Sparkassen-Haftungs GmbH


For details on the procedures applying to payout events, see the websites of the relevant deposit guarantee scheme.

Supervision of deposit guarantee schemes

  • Under the Deposit Guarantee Schemes and Investor Compensation Act (ESAEG), the Austrian Financial Market Authority (FMA) and the Oesterreichische Nationalbank (OeNB) have become responsible for the supervision of Austrian deposit guarantee schemes. Deposit guarantee schemes are obliged to use risk-based models to calculate the required member contributions. To prepare its expert assessments, the OeNB reviews deposit guarantee schemes’ compliance with ESAEG provisions and analyzes their development on a regular basis (at least at annual intervals). Another major task of the OeNB is to continuously monitor deposit guarantee schemes’ compliance with the provisions governing the investment of fund contributions.
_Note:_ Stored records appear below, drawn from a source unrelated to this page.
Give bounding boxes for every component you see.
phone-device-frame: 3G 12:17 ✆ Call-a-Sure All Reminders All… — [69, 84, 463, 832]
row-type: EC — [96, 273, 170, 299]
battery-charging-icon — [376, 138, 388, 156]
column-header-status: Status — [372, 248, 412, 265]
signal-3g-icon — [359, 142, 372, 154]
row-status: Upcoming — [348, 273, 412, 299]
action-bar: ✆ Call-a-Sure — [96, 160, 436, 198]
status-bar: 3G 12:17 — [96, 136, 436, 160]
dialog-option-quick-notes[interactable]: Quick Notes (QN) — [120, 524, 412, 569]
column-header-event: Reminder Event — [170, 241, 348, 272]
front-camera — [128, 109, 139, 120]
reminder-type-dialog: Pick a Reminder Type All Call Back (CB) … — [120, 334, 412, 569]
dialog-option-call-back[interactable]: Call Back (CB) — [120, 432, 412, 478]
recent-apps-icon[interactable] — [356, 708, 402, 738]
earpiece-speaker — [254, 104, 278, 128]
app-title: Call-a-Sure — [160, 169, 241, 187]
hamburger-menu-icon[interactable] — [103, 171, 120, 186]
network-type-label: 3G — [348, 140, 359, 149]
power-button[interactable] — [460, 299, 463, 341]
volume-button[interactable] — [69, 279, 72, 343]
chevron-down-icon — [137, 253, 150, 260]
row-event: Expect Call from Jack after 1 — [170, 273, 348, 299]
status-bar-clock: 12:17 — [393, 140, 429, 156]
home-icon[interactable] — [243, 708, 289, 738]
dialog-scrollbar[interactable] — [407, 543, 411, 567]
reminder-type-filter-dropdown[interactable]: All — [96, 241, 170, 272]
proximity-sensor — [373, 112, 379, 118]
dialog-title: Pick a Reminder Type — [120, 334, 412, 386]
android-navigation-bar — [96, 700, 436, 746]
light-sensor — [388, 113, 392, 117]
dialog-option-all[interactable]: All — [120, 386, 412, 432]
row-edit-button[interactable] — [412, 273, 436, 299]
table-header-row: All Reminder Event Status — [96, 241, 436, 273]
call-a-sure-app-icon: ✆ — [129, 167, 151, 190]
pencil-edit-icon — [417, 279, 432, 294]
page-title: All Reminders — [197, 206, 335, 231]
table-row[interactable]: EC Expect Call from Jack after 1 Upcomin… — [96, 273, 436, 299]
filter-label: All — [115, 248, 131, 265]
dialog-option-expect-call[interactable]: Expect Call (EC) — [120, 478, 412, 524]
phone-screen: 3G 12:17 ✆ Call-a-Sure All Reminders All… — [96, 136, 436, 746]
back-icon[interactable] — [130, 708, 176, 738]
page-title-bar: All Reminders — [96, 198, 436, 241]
    The legal framework also provides for on-site inspections of deposit guarantee schemes. In line with the legal provisions, all deposit guarantee schemes are responsible for establishing structures and processes, above all with a view to ensuring adequate process and risk management for potential payout events, calculating covered and eligible deposits, administering the deposit insurance fund and collecting member contributions to the fund. On-site inspections serve to evaluate whether the organizational framework established by a deposit guarantee scheme is adequate and whether the implemented systems, processes and procedures are able to ensure the timely reimbursement of all depositors in a payout event.

Building a European deposit insurance scheme

  • Establishing a European deposit insurance scheme as the third pillar of banking union requires the harmonization of the existing national deposit guarantee schemes. A step in this direction was the adoption of the Deposit Guarantee Scheme Directive (DGSD), which ensures that, throughout the EU, deposits are protected up to a harmonized coverage level of EUR 100,000 per depositor and per bank. Moreover, the DGSD requires banks to make ex ante (rather than ex post) contributions to deposit guarantee schemes and to pay out deposits to depositors within a period of 7 (rather than 20) working days. The DGSD was implemented in Austrian law with the Deposit Guarantee Schemes and Investor Compensation Act (ESAEG).

    In November 2015, the European Commission published a proposal for a regulation to establish a European deposit insurance scheme (EDIS), which was reinforced in October 2017 with a Commission Communication containing adjustments. EDIS will build on the national deposit guarantee schemes as harmonized under the DGSD and provide full insurance by 2024 at the latest. The new scheme is scheduled to be introduced in stages. At the initial stage, EDIS will only provide limited reinsurance, but it will move gradually to co-insurance during the second stage. A Council working group focused on analyzing various models of liquidity provision at the reinsurance stage.  The common deposit insurance fund (DIF), which is to be managed under the auspices of the Single Resolution Board (SRB), is to be built up gradually through contributions by banks until the target level of EUR 43 billion is reached in 2024. By covering deposits up to EUR 100,000 per depositor and per bank, EDIS will ensure that the level of depositor protection remains unchanged.